Patrick Henry. ALEXANDER H. Everett.

In his person, Henry was tall and thin, with a slight stoop of the shoulders. His complexion was dark, and his face

furrowed by deep lines of care and thought, which gave it a somewhat severe aspect. In his youth, he was rather inattentive to his dress; but in his later years, especially on public occasions, and while he occupied the executive chair, he paid, in this respect, a proper regard to the decorum required by his position in society. At the bar of the General Assembly, he always appeared in a full suit of black cloth, or velvet, with a tie-wig dressed and powdered in the highest style of forensic fashion; and in the winter season, he wore, over his other apparel, in accordance with the usage of the time, an ample scarlet cloak.

As he advanced in years, he also exchanged the rusticity of his youthful manners for a deportment distinguished by entire self-possession, and, on proper occasions, by an air of stateliness and elegance. He is represented, by those who have been present when he has entered the hall of the Assembly for the purpose of arguing some important case, as "saluting the house all round with a dignity, and even majesty, that would have done honor to the most polished courtier in Europe."

The leading traits in his intellectual and moral character are shown too clearly in his practical life to require an elaborate recapitulation. He possessed an instinctive sagacity, which supplied, to a great extent, the deficiencies of his education; a moral courage, which led him to spurn at all considerations of mere temporary expediency, when he was once satisfied where the right lay; and a naturally noble and generous heart. To these latter qualities he owed his extraordinary efficiency and success as a public speaker. Eloquence, no doubt, supposes, in general, the natural gift of an easy, copious, and flowing utterance; but this is not a rare endowment, and, when wholly or chiefly relied upon for effect, is apt to tire, rather than convince or delight an audience. It rises into eloquence only when it becomes the impression of powerful thought, and especially deep feeling. While the speaker only gratifies the ear with melodious

tones, and pleases the eye with graceful gestures, he is in some degree successful, but does not produce the highest possible effect. Nor does he reach the perfection of his art, when he merely succeeds in convincing the judgment by a train of sound or plausible reasoning.

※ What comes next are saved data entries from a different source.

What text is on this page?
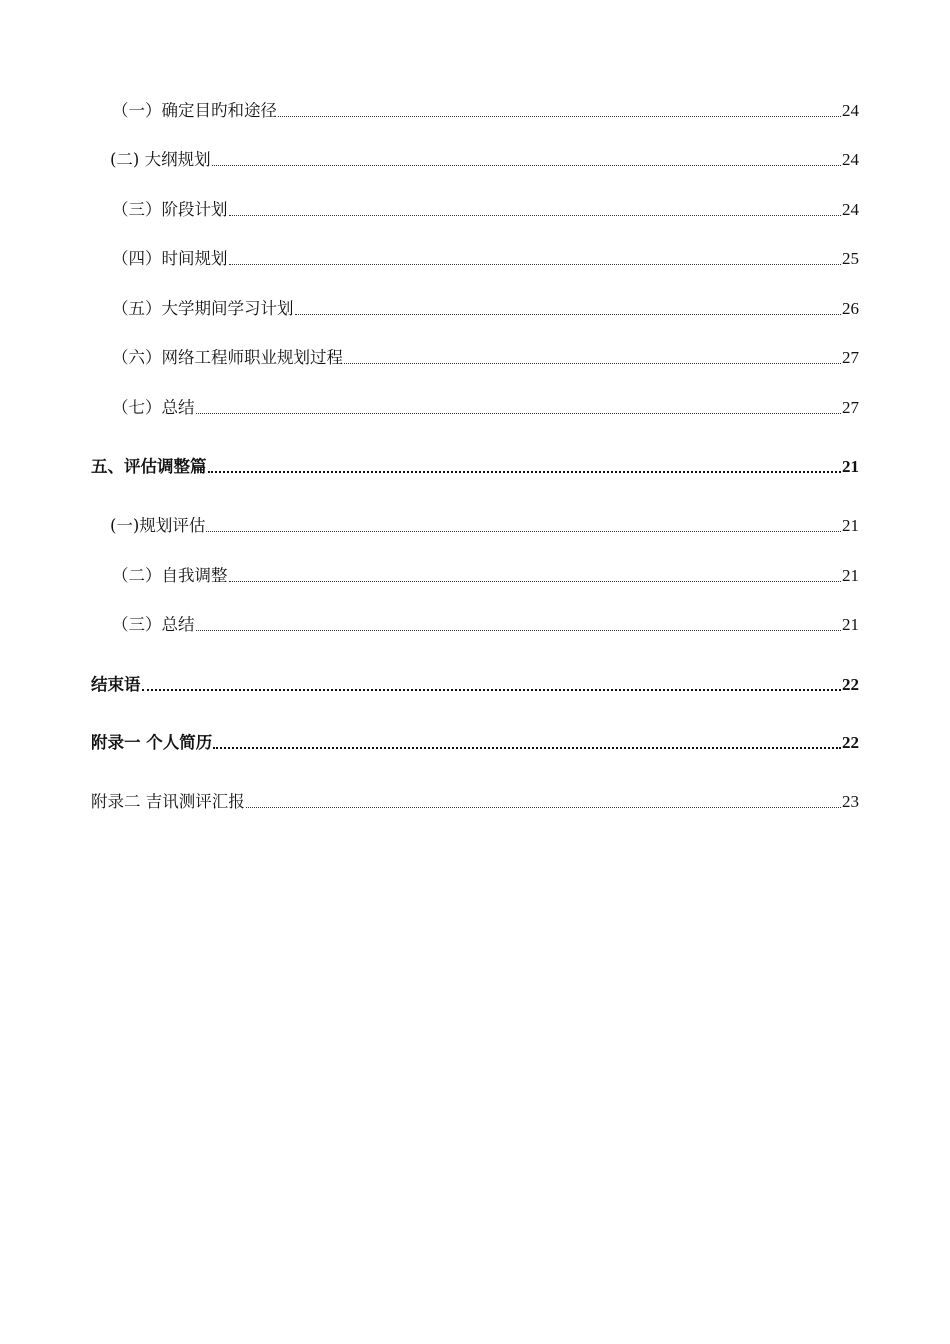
（一）确定目旳和途径	24
(二) 大纲规划	24
（三）阶段计划	24
（四）时间规划	25
（五）大学期间学习计划	26
（六）网络工程师职业规划过程	27
（七）总结	27
五、评估调整篇	21
(一)规划评估	21
（二）自我调整	21
（三）总结	21
结束语	22
附录一 个人简历	22
附录二 吉讯测评汇报	23
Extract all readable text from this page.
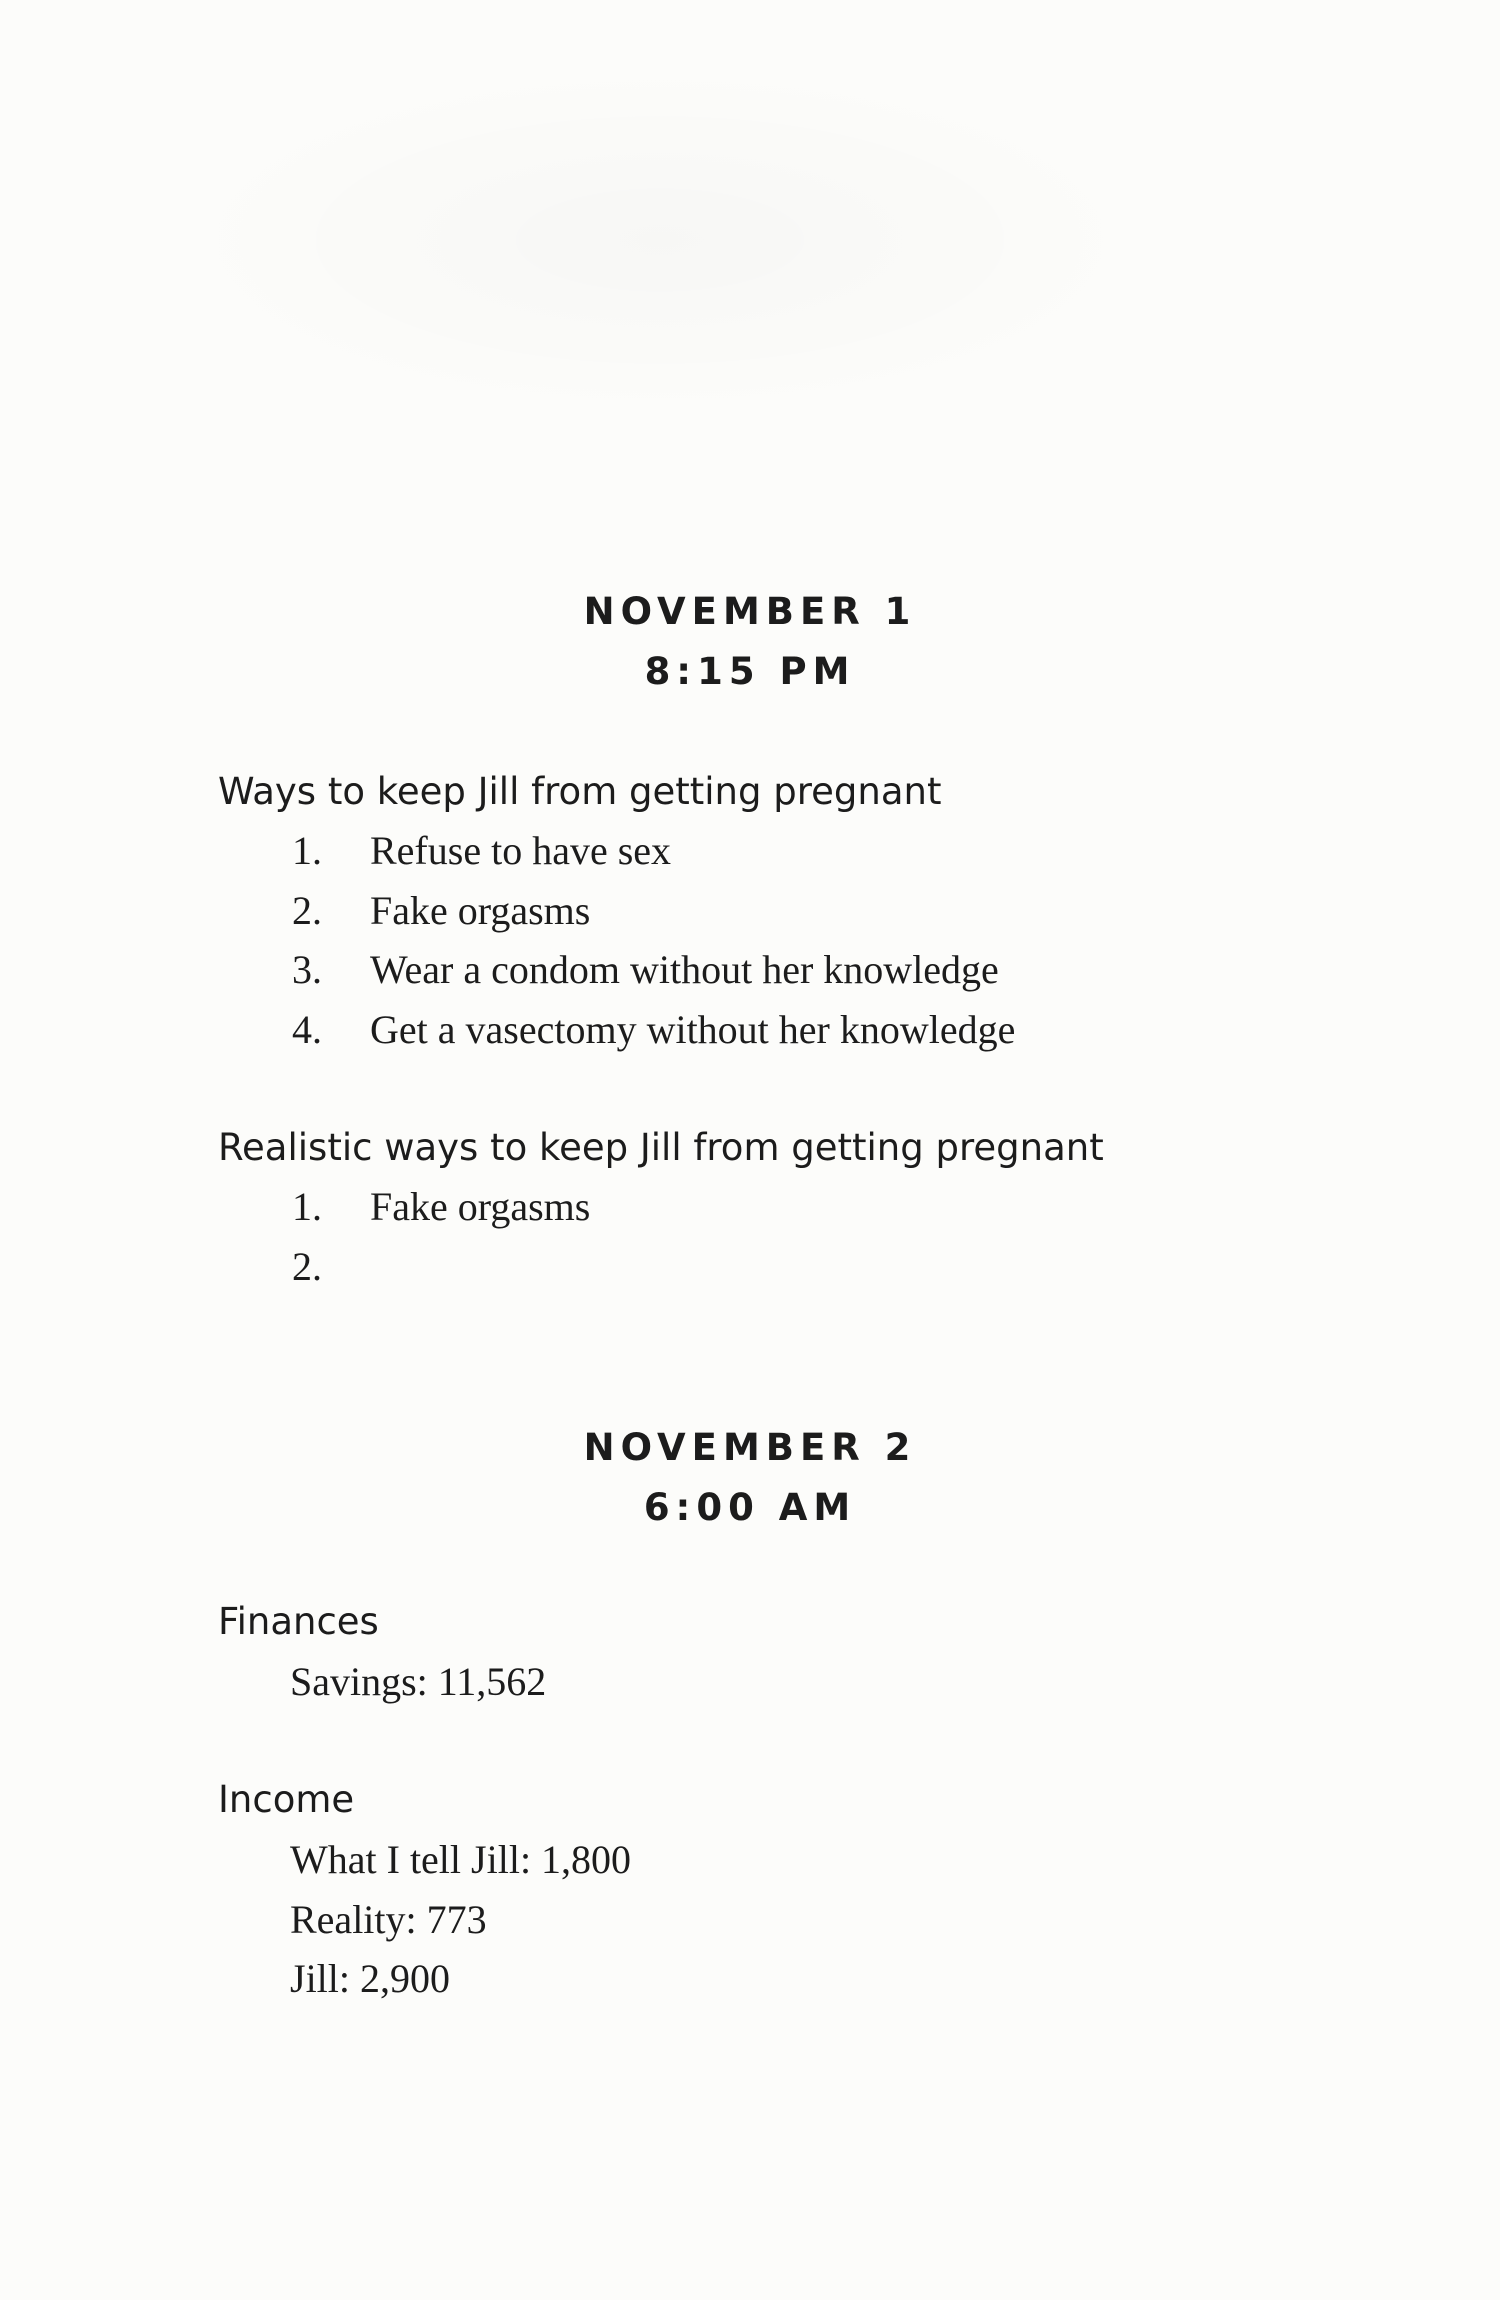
NOVEMBER 1
8:15 PM
Ways to keep Jill from getting pregnant
1. Refuse to have sex
2. Fake orgasms
3. Wear a condom without her knowledge
4. Get a vasectomy without her knowledge
Realistic ways to keep Jill from getting pregnant
1. Fake orgasms
2.
NOVEMBER 2
6:00 AM
Finances
Savings: 11,562
Income
What I tell Jill: 1,800
Reality: 773
Jill: 2,900
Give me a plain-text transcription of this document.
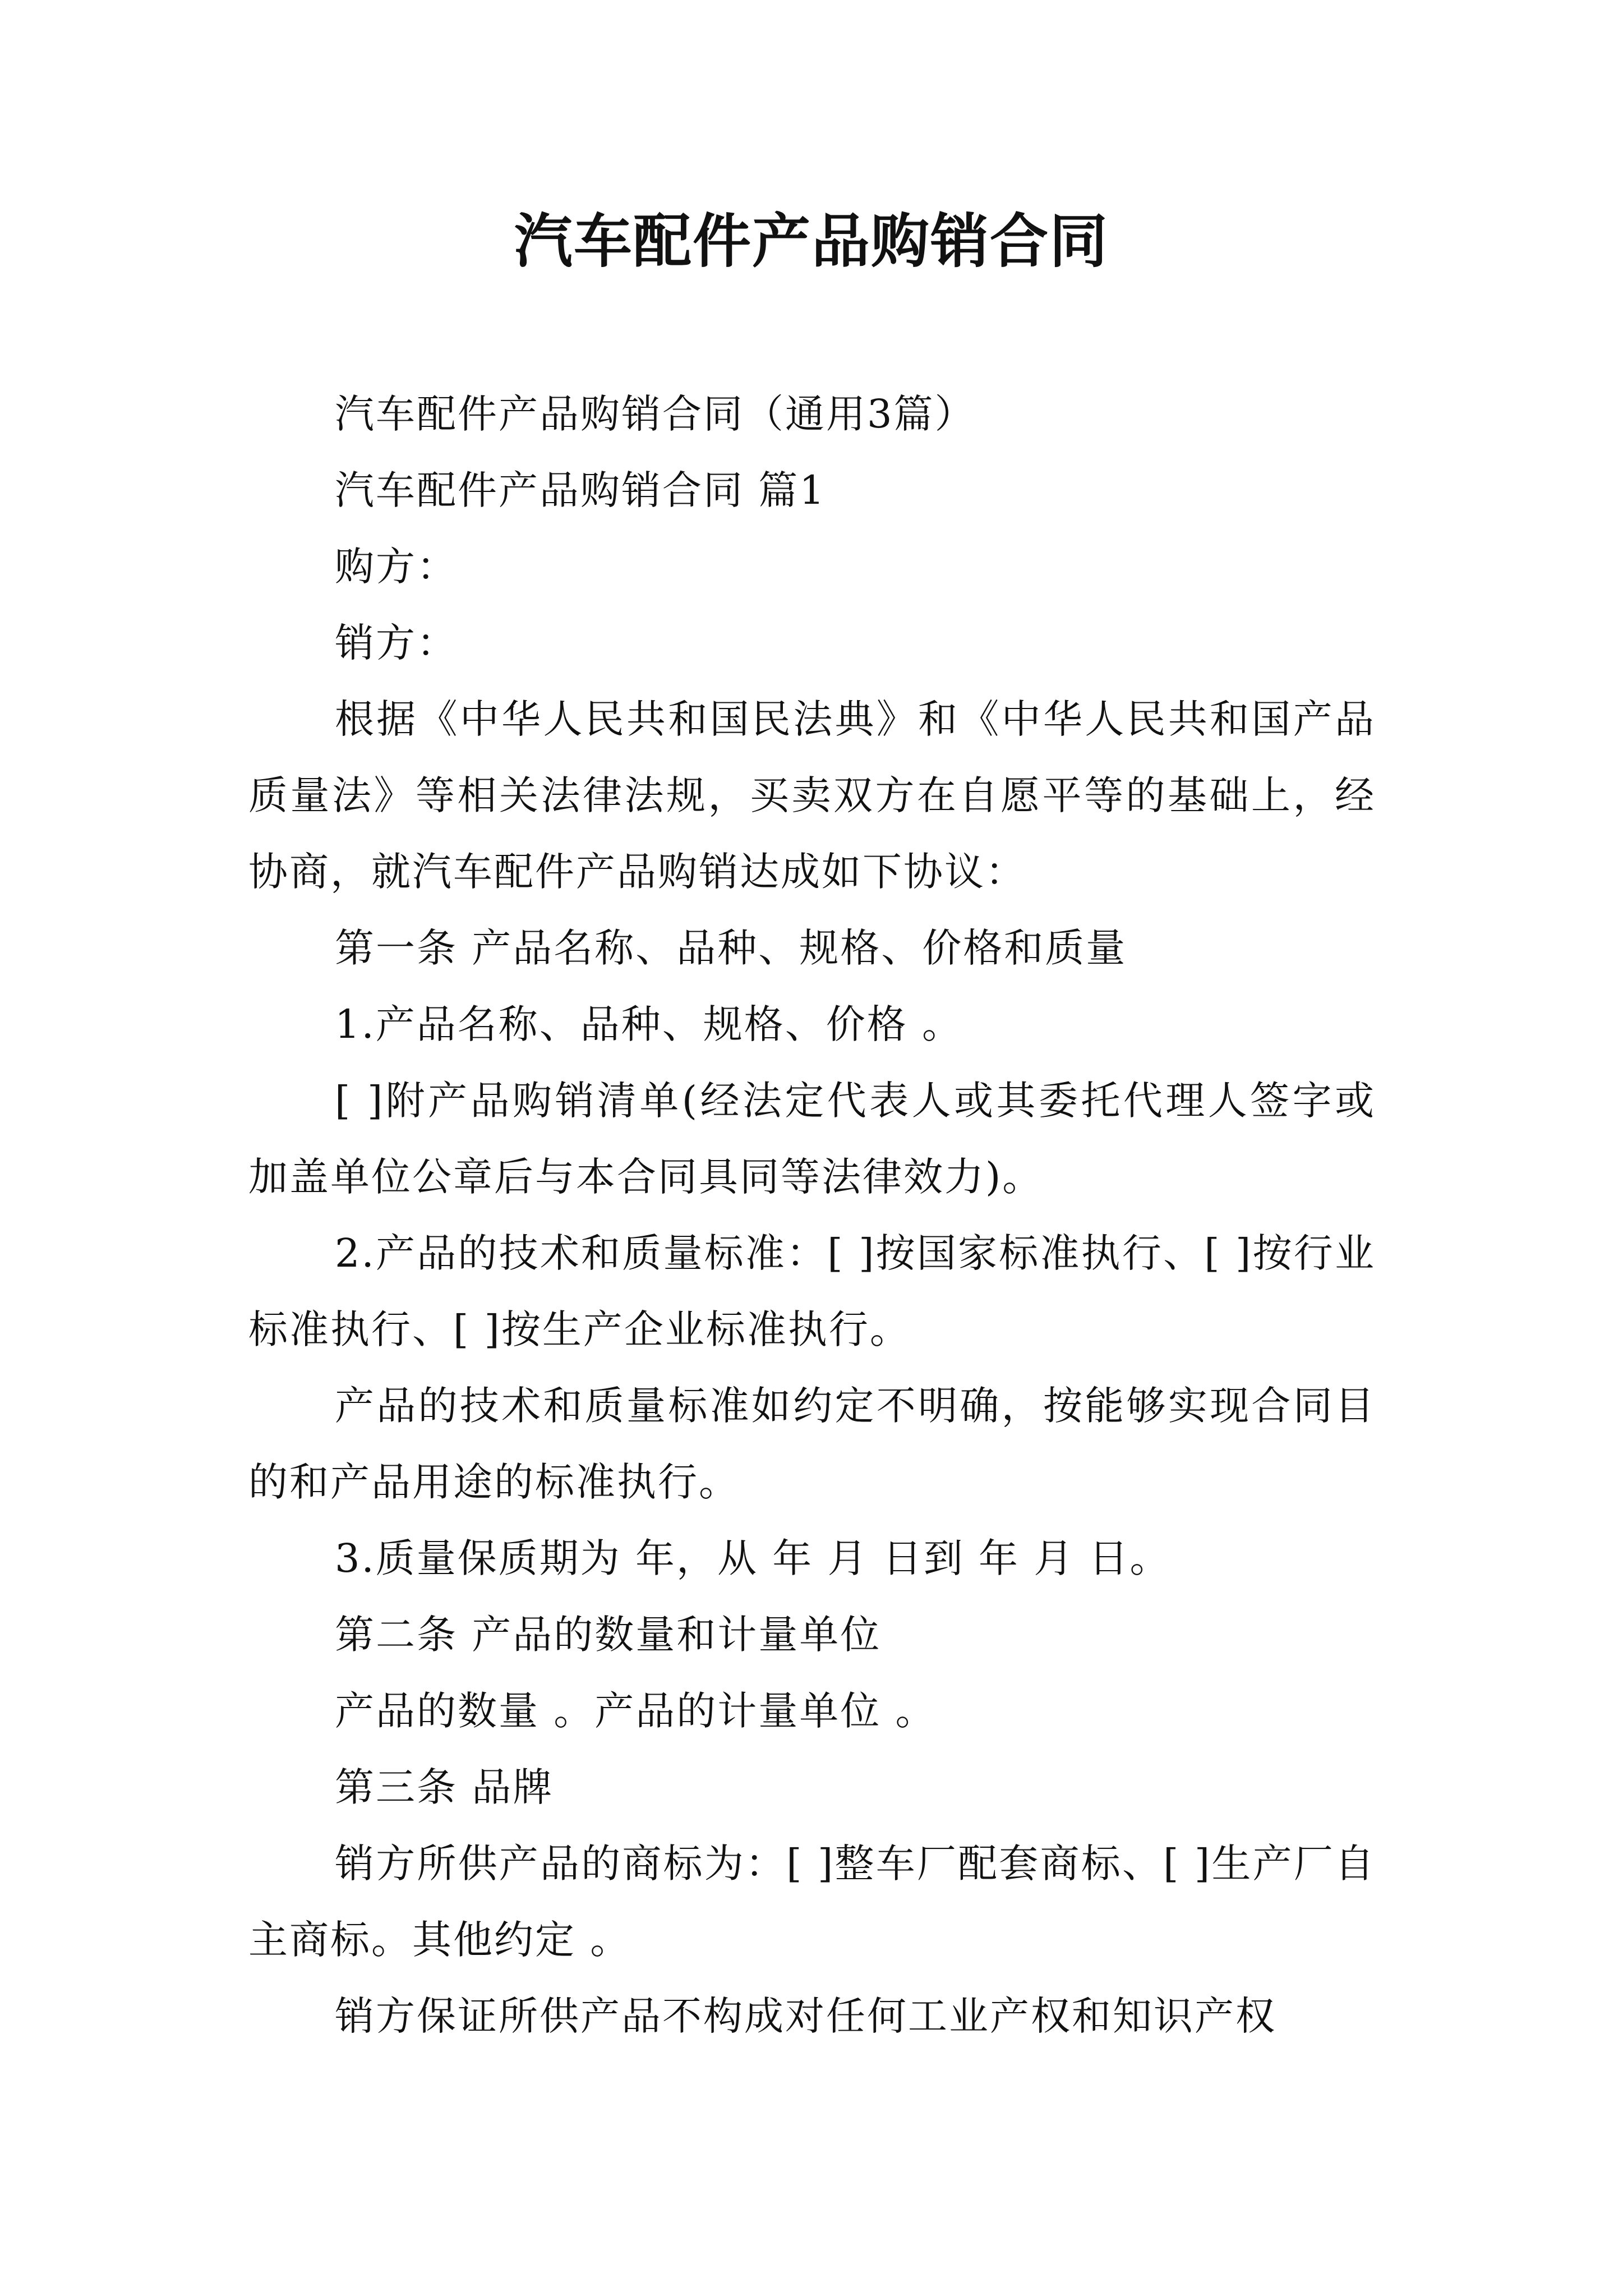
汽车配件产品购销合同

汽车配件产品购销合同（通用3篇）

汽车配件产品购销合同 篇1

购方：

销方：

根据《中华人民共和国民法典》和《中华人民共和国产品质量法》等相关法律法规，买卖双方在自愿平等的基础上，经协商，就汽车配件产品购销达成如下协议：

第一条 产品名称、品种、规格、价格和质量

1.产品名称、品种、规格、价格 。

[ ]附产品购销清单(经法定代表人或其委托代理人签字或加盖单位公章后与本合同具同等法律效力)。

2.产品的技术和质量标准：[ ]按国家标准执行、[ ]按行业标准执行、[ ]按生产企业标准执行。

产品的技术和质量标准如约定不明确，按能够实现合同目的和产品用途的标准执行。

3.质量保质期为 年，从 年 月 日到 年 月 日。

第二条 产品的数量和计量单位

产品的数量 。产品的计量单位 。

第三条 品牌

销方所供产品的商标为：[ ]整车厂配套商标、[ ]生产厂自主商标。其他约定 。

销方保证所供产品不构成对任何工业产权和知识产权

It is only when he acts upon the moral part of our nature, by stirring and successful appeals to the passions, that he kindles enthusiasm, and becomes for the moment a sort of divinity.

The power of producing such effects, of making such appeals with success, is itself, in a great measure, the result of a naturally keen sensibility, which is accordingly represented, by the greatest critic of antiquity, as the foundation of excellence in public speaking. But even this essential requisite is not sufficient; for the orator must not only move and melt, but, on proper occasions, alarm, terrify, and subjugate his hearers. In order to succeed in this, he must possess the moral courage, the undaunted self-possession, the overwhelming energy of character, which enable him to point the artillery of his eloquence at its object, under all circumstances, and without regard to personal consequences.

In the possession, in a much higher degree than others, of these transcendent moral qualifications for success in oratory, lay the secret of the supremacy of Henry over his distinguished contemporaries and rivals; some of whom, as, for instance, Richard Henry Lee, were much above him in literary accomplishments and external graces of manner. In this lay the peculiar charm, which by general acknowledgment hung upon his lips, as it does upon those of every truly eloquent speaker, and which the hearer can only feel, without being able to describe. Description, in fact, embraces only such particulars as meet the eye and ear; but the sympathy, which rouses and inflames the moral part of our nature, is a kind of magnetic impulse, that passes from the heart of the speaker to that of his audience, eluding observation, and only recognized in its overwhelming results.